Setahun Setelah Pemilu, Irak Mungkin Akhirnya Akan Membentuk Pemerintahan – Pekan lalu, parlemen Irak memilih Abdul Latif Rashid sebagai presiden, dan dia kemudian menunjuk Mohammed Shia al-Sudani sebagai calon perdana menteri. Al-Sudani, yang sekarang bertugas membentuk pemerintahan, adalah calon dari Kerangka Kerja Koordinasi, saingan utama al-Sadr. Di tengah kekacauan politik selama satu tahun dan tiga tahun setelah protes meletus, keluhan warga Irak sebagian besar masih belum tertangani.
Setahun Setelah Pemilu, Irak Mungkin Akhirnya Akan Membentuk Pemerintahan
iraqi-japan – Sarhang Hamasaeed dari USIP membahas bagaimana kita sampai di sini, apa yang akan terjadi selanjutnya dalam proses pembentukan pemerintah dan di mana gerakan protes Irak berdiri tiga tahun kemudian.

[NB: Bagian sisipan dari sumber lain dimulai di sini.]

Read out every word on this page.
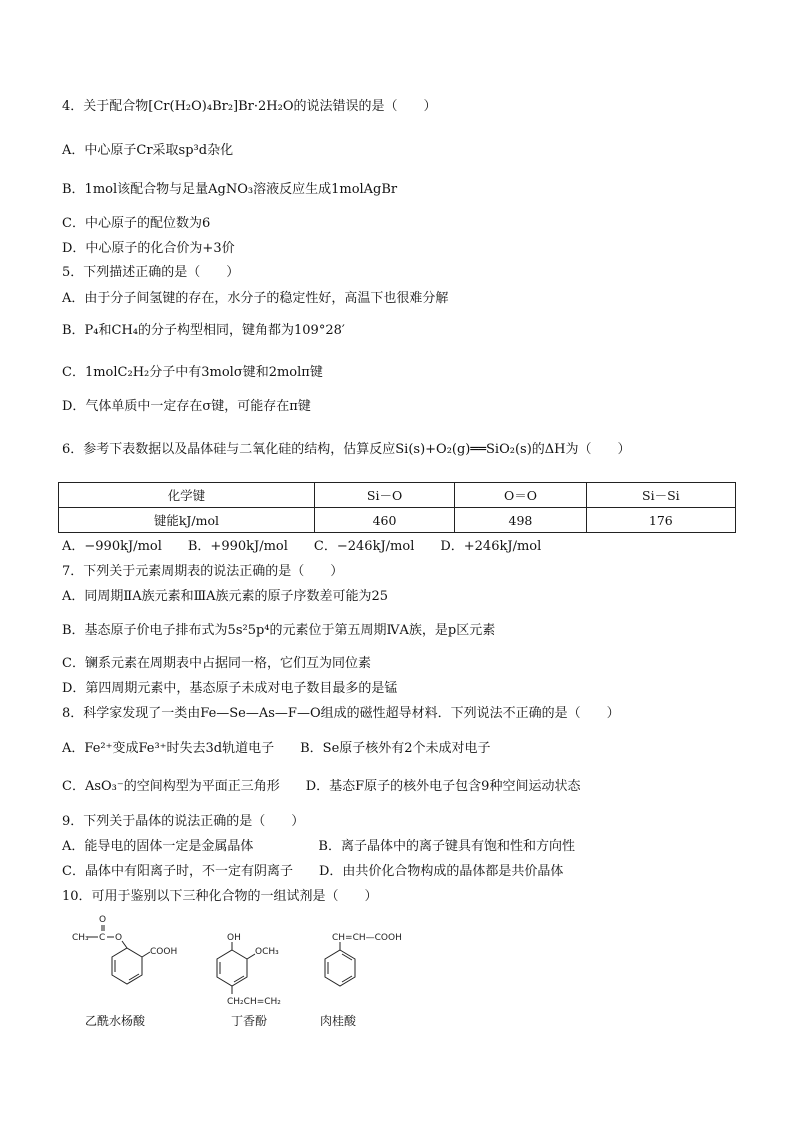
4．关于配合物[Cr(H₂O)₄Br₂]Br·2H₂O的说法错误的是（　　）
A．中心原子Cr采取sp³d杂化
B．1mol该配合物与足量AgNO₃溶液反应生成1molAgBr
C．中心原子的配位数为6
D．中心原子的化合价为+3价
5．下列描述正确的是（　　）
A．由于分子间氢键的存在，水分子的稳定性好，高温下也很难分解
B．P₄和CH₄的分子构型相同，键角都为109°28′
C．1molC₂H₂分子中有3molσ键和2molπ键
D．气体单质中一定存在σ键，可能存在π键
6．参考下表数据以及晶体硅与二氧化硅的结构，估算反应Si(s)+O₂(g)══SiO₂(s)的ΔH为（　　）
化学键	Si－O	O＝O	Si－Si
键能kJ/mol	460	498	176
A．−990kJ/mol　　B．+990kJ/mol　　C．−246kJ/mol　　D．+246kJ/mol
7．下列关于元素周期表的说法正确的是（　　）
A．同周期ⅡA族元素和ⅢA族元素的原子序数差可能为25
B．基态原子价电子排布式为5s²5p⁴的元素位于第五周期ⅣA族，是p区元素
C．镧系元素在周期表中占据同一格，它们互为同位素
D．第四周期元素中，基态原子未成对电子数目最多的是锰
8．科学家发现了一类由Fe—Se—As—F—O组成的磁性超导材料．下列说法不正确的是（　　）
A．Fe²⁺变成Fe³⁺时失去3d轨道电子　　B．Se原子核外有2个未成对电子
C．AsO₃⁻的空间构型为平面正三角形　　D．基态F原子的核外电子包含9种空间运动状态
9．下列关于晶体的说法正确的是（　　）
A．能导电的固体一定是金属晶体　　　　　B．离子晶体中的离子键具有饱和性和方向性
C．晶体中有阳离子时，不一定有阴离子　　D．由共价化合物构成的晶体都是共价晶体
10．可用于鉴别以下三种化合物的一组试剂是（　　）
CH₃ C
O
O
COOH
乙酰水杨酸
OH
OCH₃
CH₂CH=CH₂
丁香酚
CH=CH—COOH
肉桂酸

Irak mengadakan pemilihan parlemen nasional pada 10 Oktober 2021, tetapi kesulitan membentuk pemerintahan selama setahun. Pemilihan tersebut menghasilkan dua koalisi luas yang menyebabkan kemacetanatas pembentukan pemerintahan di tengah litigasi kontroversial di Mahkamah Agung Federal, serangan drone di rumah Perdana Menteri Mustafa al-Kadhimi, serangan bersenjata di kantor dan kediaman berbagai aktor politik, kekerasan di “Zona Hijau” Baghdad dan tekanan eksternal, khususnya dari Iran.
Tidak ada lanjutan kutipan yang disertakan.